Last year, I had planned to take members of Bookmarked to Baton Rouge for the annual book festival. The predicted rain storms kept us away which was a good thing because the festival closed early due to the rain, and the book tents had ankle deep water. For 2016, I again planned a trip to Baton Rouge for the festival, and the day was glorious with sunshine and warmth.
|Cooking Demonstration Tent|
Four students met me on the steps of the State Library of Louisiana to begin our day. We started in the cooking demonstration tent where Shelly Rushing Tomlinson was reading a story from her cookbook. She is a humorist, but I don't think her funny family stories were appreciated by the teens. They did eat her crackers and pimento cheese, though.
|Susan Vaught and Rita Williams-Garcia|
|Williams-Garcia and Vaught|
Two things about this panel made it fascinating to me. One was the idea of the story within the story that both authors used in their work. In both cases, the authors needed to write much of the fictional work that is referenced in their book. In the case of Vaught, her main character had written a book that had won the Pulitzer Prize which put much pressure on her to carefully construct the excerpts included at the beginning of each chapter of Things Too Huge to Fix by Saying Sorry. The discussion at the end about what constitutes historical fiction was also very interesting to me. Some in the audience thought a book would need to be about time before and up to World War II. One of my students thought anything written about a time before September 11, 2001 was historical fiction.
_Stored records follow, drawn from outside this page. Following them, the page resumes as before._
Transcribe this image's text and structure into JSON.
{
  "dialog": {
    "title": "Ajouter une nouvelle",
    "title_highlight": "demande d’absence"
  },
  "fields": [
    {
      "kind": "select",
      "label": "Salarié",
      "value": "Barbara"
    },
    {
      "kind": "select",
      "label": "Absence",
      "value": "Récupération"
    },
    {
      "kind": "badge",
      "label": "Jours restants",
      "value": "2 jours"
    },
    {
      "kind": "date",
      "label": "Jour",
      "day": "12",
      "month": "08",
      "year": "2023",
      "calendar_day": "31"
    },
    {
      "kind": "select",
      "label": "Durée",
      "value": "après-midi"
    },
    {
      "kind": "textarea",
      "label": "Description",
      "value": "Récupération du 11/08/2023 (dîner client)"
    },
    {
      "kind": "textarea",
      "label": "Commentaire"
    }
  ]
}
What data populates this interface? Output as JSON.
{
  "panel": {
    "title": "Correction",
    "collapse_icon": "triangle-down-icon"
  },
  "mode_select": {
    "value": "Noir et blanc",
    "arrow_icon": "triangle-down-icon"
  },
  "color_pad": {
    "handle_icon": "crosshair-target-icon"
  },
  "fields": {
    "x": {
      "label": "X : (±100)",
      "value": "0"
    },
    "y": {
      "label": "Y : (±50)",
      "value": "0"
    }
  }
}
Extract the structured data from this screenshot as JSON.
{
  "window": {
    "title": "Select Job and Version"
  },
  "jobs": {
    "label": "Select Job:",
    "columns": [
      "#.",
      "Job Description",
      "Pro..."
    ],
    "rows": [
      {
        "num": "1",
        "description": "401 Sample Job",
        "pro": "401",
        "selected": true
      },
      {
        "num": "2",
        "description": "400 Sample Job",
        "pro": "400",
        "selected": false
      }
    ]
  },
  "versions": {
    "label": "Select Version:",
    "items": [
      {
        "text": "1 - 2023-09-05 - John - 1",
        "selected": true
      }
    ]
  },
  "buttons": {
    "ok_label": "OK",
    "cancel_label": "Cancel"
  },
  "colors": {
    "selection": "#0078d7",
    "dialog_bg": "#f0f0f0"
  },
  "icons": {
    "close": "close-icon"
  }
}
There is certainly no hard and fast rule, but I am curious how other librarians view works in the genre of historical fiction and appropriate dates.
We took time off to buy books to get signed, eat lunch, and sit down under a shady tree for a rest.
|Tessa Gratton and J. L. Mulvihill|
The panel we attended after lunch panel included authors Tessa Gratton and J. L. Mulvihill. I had seen Gratton when she visited the book festival two years ago. She even remembered me and that was very cool. I am very familiar with Gratton's fantasy work, but not with Mulvhill's. They both talked a lot about world building, and the importance of knowing how a character would behave in the world before beginning to write the story. Gratton is planning a new book right now and doesn't think that she will be able to actually begin the book for 18 more months. Mulvihill still has a day job as a paralegal. She must set aside specific time in her day to think and write because she must stay focused at work. Both authors were very personable and engaged in conversations with me and my students after the panel discussion.
As we walked around the festival grounds, we spotted many teens wearing a shirt that said, "Books Make Muggles into Wizards." On the sleeve was a thunder bolt with THS Library. We found out that the library club at Thibodaux High School made the shirts. I am sorry that I did not get a picture of thet shirts to share. I didn't know this is a common saying that my students had seen before. It gave us some ideas about shirts that we should create for Bookmarked.